28 July 2011

Best Frenemies

A friend refers to another scientist as his best enemy.  The important thing about this is, he is not angry or upset about the other scientist.  I'll call them John and Jane, John being the one I know.  John and Jane are both outspoken people.  Consequently, at meetings the two of them spend a fair amount of time disagreeing with each other.  And they disagree vigorously.

That vigor is part of what makes Jane a best enemy for John.  John's not a quiet person himself.  So it would be easy for him to vigorously say what he thinks is true and other people to quietly agree, because no other ideas were presented, or to quietly disagree.  Quiet disagreement would be worse.  It would mean that John would not have a chance to explain the parts of his thinking that would persuade those people that he was right after all.  With a vigorous enemy, however, John can be confident that Jane will bring up those points that aren't clear to other people.  And then John can explain them.  After this, if anyone disagrees with him, there's a fair chance that it's because he doesn't really have things right himself.  And he also has a chance to change his thinking, to arrive at something even better than what either he or Jane thought were the case when the two started their discussion.

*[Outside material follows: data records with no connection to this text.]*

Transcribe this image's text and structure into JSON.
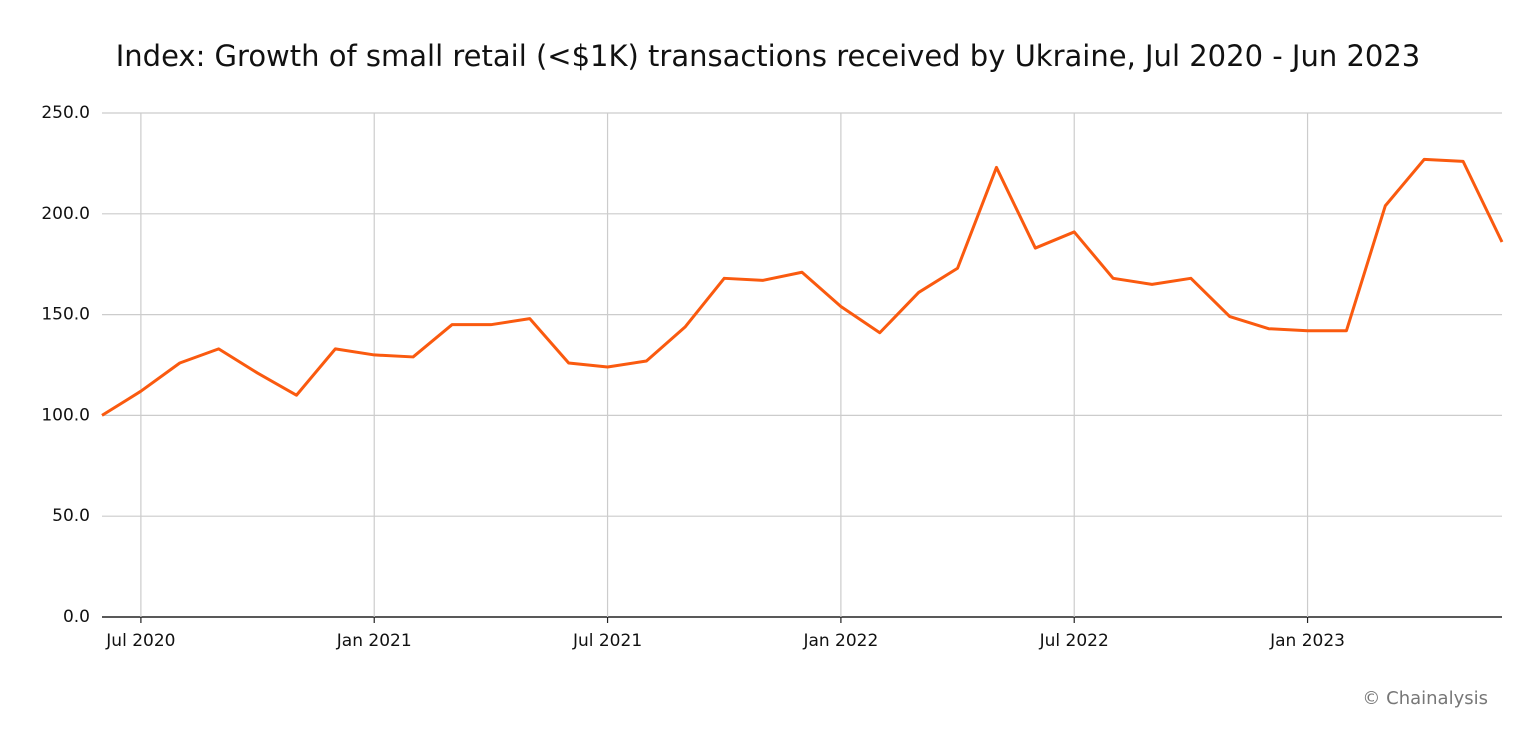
{
  "chart_data": {
    "type": "line",
    "title": "Index: Growth of small retail (<$1K) transactions received by Ukraine, Jul 2020 - Jun 2023",
    "categories": [
      null,
      "Jul 2020",
      null,
      null,
      null,
      null,
      null,
      "Jan 2021",
      null,
      null,
      null,
      null,
      null,
      "Jul 2021",
      null,
      null,
      null,
      null,
      null,
      "Jan 2022",
      null,
      null,
      null,
      null,
      null,
      "Jul 2022",
      null,
      null,
      null,
      null,
      null,
      "Jan 2023",
      null,
      null,
      null,
      null,
      null
    ],
    "series": [
      {
        "name": "Index",
        "color": "#fa5a0f",
        "values": [
          100,
          112,
          126,
          133,
          121,
          110,
          133,
          130,
          129,
          145,
          145,
          148,
          126,
          124,
          127,
          144,
          168,
          167,
          171,
          154,
          141,
          161,
          173,
          223,
          183,
          191,
          168,
          165,
          168,
          149,
          143,
          142,
          142,
          204,
          227,
          226,
          186
        ]
      }
    ],
    "ylim": [
      0,
      250
    ],
    "yticks": [
      {
        "value": 0,
        "label": "0.0"
      },
      {
        "value": 50,
        "label": "50.0"
      },
      {
        "value": 100,
        "label": "100.0"
      },
      {
        "value": 150,
        "label": "150.0"
      },
      {
        "value": 200,
        "label": "200.0"
      },
      {
        "value": 250,
        "label": "250.0"
      }
    ],
    "grid": true,
    "credit": "© Chainalysis"
  }
}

The even larger bonus is that whatever conclusion John and Jane reach personally, they're confident that the entire audience knows what is the real topic of discussion, and why they each think as they do.  This puts enough substance on the table for the audience to be making good decisions.  If John's position isn't the one that some in the audience walk away with, that's fine.  He's going to keep thinking about the topic himself and maybe decide that something closer to Jane's original position is more correct.  Or maybe he realizes that there's a better way of describing why he thinks as he does.  Either way, some scientific progress is made.

Another part of what makes it work is that their discussions, regardless of how vigorous (an uninformed observer might say 'violent'), are technical.  Both of them have serious professional reasons for their conclusions.  And it is those professional reasons they turn to, not cherry picking starting points for time series trend analysis and other dishonest or ignorant methods.

A final matter that makes it work is that neither of them is personally upset by the fact that they have professional disagreement.  Both apparently rather relish it.  After spending 8 hours at the meeting disagreeing with each other about almost everything under the sun, they go out to dinner together and chat pleasantly about other topics.

Strictly speaking, I only have 'John's view of matters.  I don't know 'Jane'.  Still, they've been doing it for decades now, and I think even of 'John' were extremely clueless about other people (and my observation is that he is fairly clueful), he'd have picked up on 'Jane's differing viewpoint. 

Names and genders may well have been changed for the purpose of the story telling.  The people and descriptions are otherwise accurate.


Kooiti Masuda said...

I remember Lindzen was like that with Japanese atmospheric dynamicists until 1990, or until around the time when the discussions led to this paper were made. I do not know the situation after that.

Robert Grumbine said...

I hadn't realized that Lindzen had started this line so far back. I'll have to read the paper; it looks from the abstract like they set out a nice, fundamental, argument. It might also have some light to shed on the recent Spencer paper.

In other matters, there's a chance I'll be in Japan next May for a meeting.